When you start to notice this pattern, the fix is not to add layers of new procedure. It is to bring back awareness. Small habits matter more than big overhauls. Slow down your setup. Talk through your plan out loud even if your buddy has heard it a hundred times. Check your gauges deliberately. Breathe from your alternate air source during the dive. These are not just safety steps. They keep you present.
Another way to break familiarity is to change something small. Reverse your normal route. Use a different entry point. Take a new diver with you and watch how they react to the site you thought you knew completely. See it through fresh eyes. Even small changes make you pay attention.

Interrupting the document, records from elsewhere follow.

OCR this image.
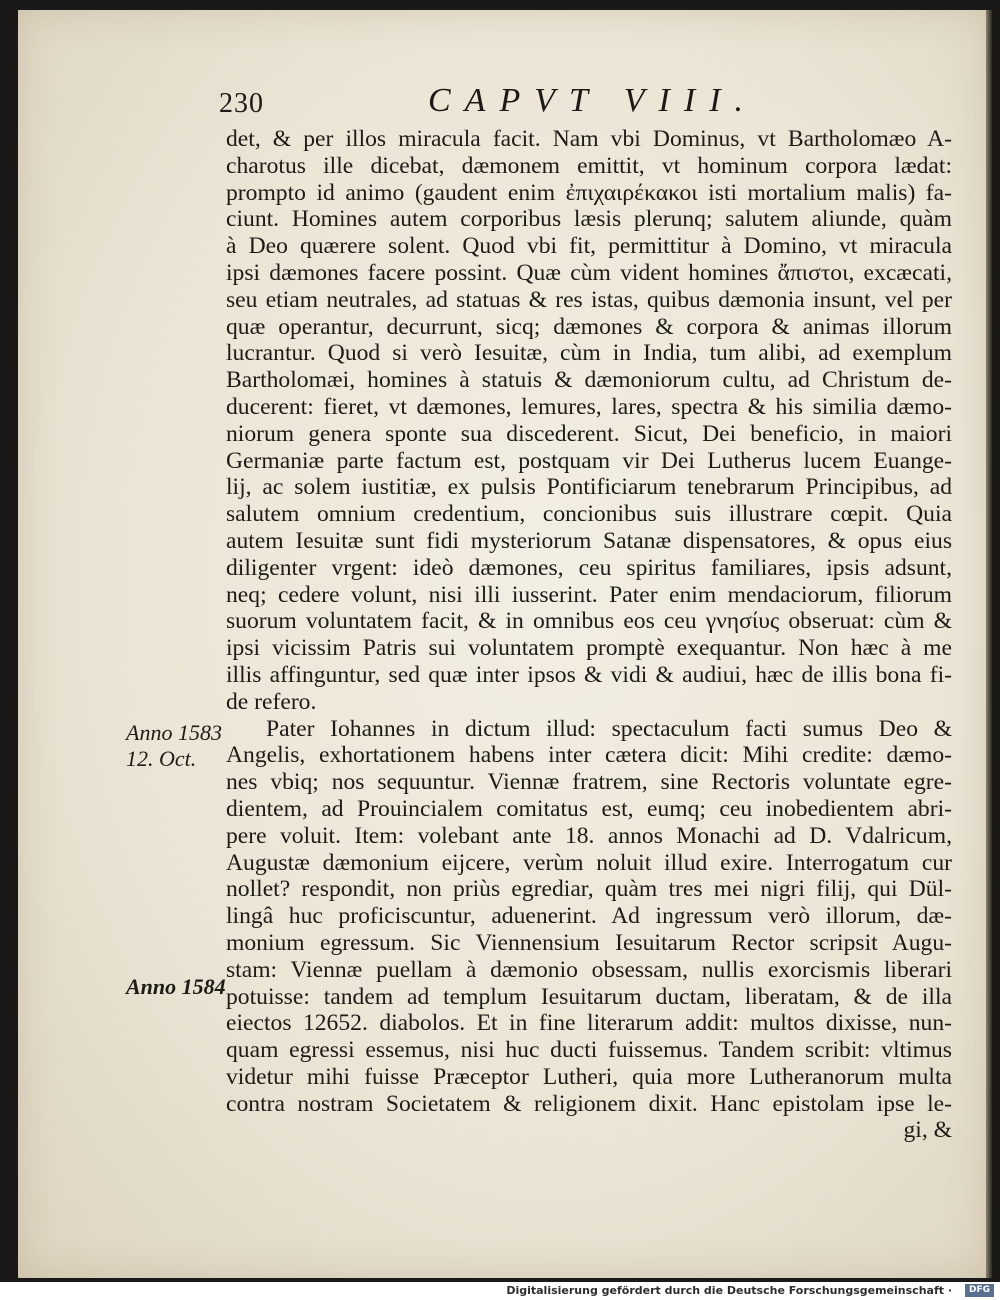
230	CAPVT VIII.
det, & per illos miracula facit. Nam vbi Dominus, vt Bartholomæo A-
charotus ille dicebat, dæmonem emittit, vt hominum corpora lædat:
prompto id animo (gaudent enim ἐπιχαιρέκακοι isti mortalium malis) fa-
ciunt. Homines autem corporibus læsis plerunq; salutem aliunde, quàm
à Deo quærere solent. Quod vbi fit, permittitur à Domino, vt miracula
ipsi dæmones facere possint. Quæ cùm vident homines ἄπιστοι, excæcati,
seu etiam neutrales, ad statuas & res istas, quibus dæmonia insunt, vel per
quæ operantur, decurrunt, sicq; dæmones & corpora & animas illorum
lucrantur. Quod si verò Iesuitæ, cùm in India, tum alibi, ad exemplum
Bartholomæi, homines à statuis & dæmoniorum cultu, ad Christum de-
ducerent: fieret, vt dæmones, lemures, lares, spectra & his similia dæmo-
niorum genera sponte sua discederent. Sicut, Dei beneficio, in maiori
Germaniæ parte factum est, postquam vir Dei Lutherus lucem Euange-
lij, ac solem iustitiæ, ex pulsis Pontificiarum tenebrarum Principibus, ad
salutem omnium credentium, concionibus suis illustrare cœpit. Quia
autem Iesuitæ sunt fidi mysteriorum Satanæ dispensatores, & opus eius
diligenter vrgent: ideò dæmones, ceu spiritus familiares, ipsis adsunt,
neq; cedere volunt, nisi illi iusserint. Pater enim mendaciorum, filiorum
suorum voluntatem facit, & in omnibus eos ceu γνησίυς obseruat: cùm &
ipsi vicissim Patris sui voluntatem promptè exequantur. Non hæc à me
illis affinguntur, sed quæ inter ipsos & vidi & audiui, hæc de illis bona fi-
de refero.
Pater Iohannes in dictum illud: spectaculum facti sumus Deo &
Angelis, exhortationem habens inter cætera dicit: Mihi credite: dæmo-
nes vbiq; nos sequuntur. Viennæ fratrem, sine Rectoris voluntate egre-
dientem, ad Prouincialem comitatus est, eumq; ceu inobedientem abri-
pere voluit. Item: volebant ante 18. annos Monachi ad D. Vdalricum,
Augustæ dæmonium eijcere, verùm noluit illud exire. Interrogatum cur
nollet? respondit, non priùs egrediar, quàm tres mei nigri filij, qui Dül-
lingâ huc proficiscuntur, aduenerint. Ad ingressum verò illorum, dæ-
monium egressum. Sic Viennensium Iesuitarum Rector scripsit Augu-
stam: Viennæ puellam à dæmonio obsessam, nullis exorcismis liberari
potuisse: tandem ad templum Iesuitarum ductam, liberatam, & de illa
eiectos 12652. diabolos. Et in fine literarum addit: multos dixisse, nun-
quam egressi essemus, nisi huc ducti fuissemus. Tandem scribit: vltimus
videtur mihi fuisse Præceptor Lutheri, quia more Lutheranorum multa
contra nostram Societatem & religionem dixit. Hanc epistolam ipse le-
gi, &
Anno 1583
12. Oct.
Anno 1584
Digitalisierung gefördert durch die Deutsche Forschungsgemeinschaft ·	DFG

What I try to do during familiar dives is make small adjustments that keep me alert. Every once in a while, I switch to my necklace regulator and breathe from it for a few minutes before returning to the long hose. That small change breaks the rhythm and reminds me to stay deliberate. When I am divemastering, I also try to keep curiosity alive. If I see a shadow, a fish, or something unusual under the platform, I go look at it. It may seem like a small thing, but it keeps the dive from becoming mechanical. It also shows newer divers that attention and enjoyment can exist together, that diving well does not mean shutting off curiosity.
In my dive log, I track the basic details, but I also write short notes about how I felt during the dive and what went well or did not. I don't fill those sections every time, but when I do, they help me see patterns later. Sometimes a small frustration, like weighting or trim, repeats itself and tells me what needs work. Other times I notice how certain dives feel easier when I am better rested or more focused. Writing it down helps me stay honest.
Complacency is mostly about memory. The brain files away the familiar as safe and stops running checks it used to. The way to counter that is curiosity. Ask questions again. What do I still not know about this site? What would surprise me here if I was not ready? How do I know my plan still fits the conditions today? Those small questions bring attention back before the water does it for you.
For me, I know that I am most likely to get complacent at my local quarry (Three Oaks). I have done so many dives there that I could swim the route blindfolded. But that comfort is exactly why I need to pay attention. What I am going to do is slow down a bit. I will treat each dive there like it is the first time. I will check my gear deliberately, look for small changes in the site, and keep my focus on being aware, not just comfortable.
Complacency never announces itself. It just settles in quietly and waits. What keeps it away is being deliberate. Every dive, even the familiar one, still deserves your full attention. That is what I am going to do this season. It is also what keeps divers honest.